JRC’s president Vladimir Sucha was explicitly critical of the CSA position. Yet, the JRC itself may need to improve its image in the community. “The weight of the JRC in the scientific world is very limited,” de Lorenzo points out. However, “JRC is focussed on a set of practical issues oriented to regulation, it is normal that they don’t publish much in high level journals,” says OECD’s Sgard. Hence, he sees the JRC’s role as being part of a wider mechanism. “The commission needs a much broader advice, for which it can rely on the whole scientific community, through information gathered by the committee,” Sgard remarks.
The replacement of the CSA with a committee has generated contrasting reactions. “[It] is a retrograde, typically beurocratic act: if you don’t know what to do, set up a committee,” says engineer Rudolf Hanka, who retired last year from being CSA to the prime minister of the Czech Republic. “The prime minister needs to have one person who he [or she] can trust and have private discussion with on a daily basis,” he points out.
Some welcome what they consider a more democratic arrangement than the previous one. “The new mechanism avoids personifying scientific advice in a sort of monocratic judge,” notes Alberto Alemanno, a professor of law at business school HEC Paris, France. Alemanno previously criticized how Glover handled a protest against the commission’s review of endocrine disrupting chemicals by a group of scientists with alleged conflicts of interest. “A panel provides stronger defences [against these situations], due to the peer-to-peer control of its members,” he argues. He adds that transparency is crucial, too.
The members of the group will not be employed by the EC for the sake of independence, said Moedas at the launch. This part-time commitment worries several experts. “It should be a proper job.

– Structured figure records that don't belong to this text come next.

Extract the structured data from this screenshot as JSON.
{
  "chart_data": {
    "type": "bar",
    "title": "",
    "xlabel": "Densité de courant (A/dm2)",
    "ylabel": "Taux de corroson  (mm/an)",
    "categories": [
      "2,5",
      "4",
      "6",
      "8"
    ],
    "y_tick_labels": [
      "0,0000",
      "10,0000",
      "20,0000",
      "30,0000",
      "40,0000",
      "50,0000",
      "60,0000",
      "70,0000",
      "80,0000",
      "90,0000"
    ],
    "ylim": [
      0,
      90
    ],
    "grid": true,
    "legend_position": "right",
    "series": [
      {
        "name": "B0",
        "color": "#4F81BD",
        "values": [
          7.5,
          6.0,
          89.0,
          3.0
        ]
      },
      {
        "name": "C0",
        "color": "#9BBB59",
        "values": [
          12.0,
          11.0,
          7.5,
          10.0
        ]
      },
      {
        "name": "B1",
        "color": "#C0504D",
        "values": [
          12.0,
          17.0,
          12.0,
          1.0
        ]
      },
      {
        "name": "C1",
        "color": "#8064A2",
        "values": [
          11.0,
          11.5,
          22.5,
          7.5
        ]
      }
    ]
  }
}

They would need to be compensated. […] Otherwise, you could create seven times the problem that Anne Glover had,” says Wilsdon. “I don’t know whether it would be wise that these scientist work as we did, using weekends and spare time to talk [about science advice],” says Roberta Sessoli, professor of general and inorganic chemistry at the University of Florence, Italy, who is a former member of the STAC. “It’s a full-time job, not for a committee that meets from time to time with an agenda set by somebody else”, says Hanka.

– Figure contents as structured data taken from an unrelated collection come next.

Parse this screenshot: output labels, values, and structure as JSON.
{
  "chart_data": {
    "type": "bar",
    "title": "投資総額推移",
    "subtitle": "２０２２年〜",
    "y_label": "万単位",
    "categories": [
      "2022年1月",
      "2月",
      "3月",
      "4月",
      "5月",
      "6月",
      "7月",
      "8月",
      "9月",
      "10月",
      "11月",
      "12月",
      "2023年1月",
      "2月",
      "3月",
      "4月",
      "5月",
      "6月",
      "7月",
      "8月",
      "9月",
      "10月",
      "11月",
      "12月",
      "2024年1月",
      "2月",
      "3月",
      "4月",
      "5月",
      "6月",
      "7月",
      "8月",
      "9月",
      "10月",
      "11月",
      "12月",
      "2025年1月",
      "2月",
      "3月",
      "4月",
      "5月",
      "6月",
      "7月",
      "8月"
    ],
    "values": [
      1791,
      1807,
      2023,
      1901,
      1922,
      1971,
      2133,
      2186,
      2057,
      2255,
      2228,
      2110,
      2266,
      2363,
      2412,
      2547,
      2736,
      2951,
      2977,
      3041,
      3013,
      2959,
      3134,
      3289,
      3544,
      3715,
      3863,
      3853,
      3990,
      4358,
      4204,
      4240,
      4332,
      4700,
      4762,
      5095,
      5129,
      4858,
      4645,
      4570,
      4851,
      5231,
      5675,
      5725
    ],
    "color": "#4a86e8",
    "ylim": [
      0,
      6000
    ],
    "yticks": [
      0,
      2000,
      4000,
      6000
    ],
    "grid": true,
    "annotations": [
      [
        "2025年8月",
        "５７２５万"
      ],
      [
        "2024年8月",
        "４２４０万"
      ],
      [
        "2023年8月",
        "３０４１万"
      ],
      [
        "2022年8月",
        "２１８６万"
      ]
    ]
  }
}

Time will tell how the new EC advice mechanisms will fit in with external science advice players such as the International Network for Government Science Advice (INGSA); a network created in 2014 to develop an agenda for global science policy discussions. It is constituted of academics and practioners involved in the emerging field of science advice to government; their members include, among others, a number of CSAs from New Zealand, the UK, Quebec and Malaysia. By autumn, is should be clearer whether the SAM will be about science advice, or camel design.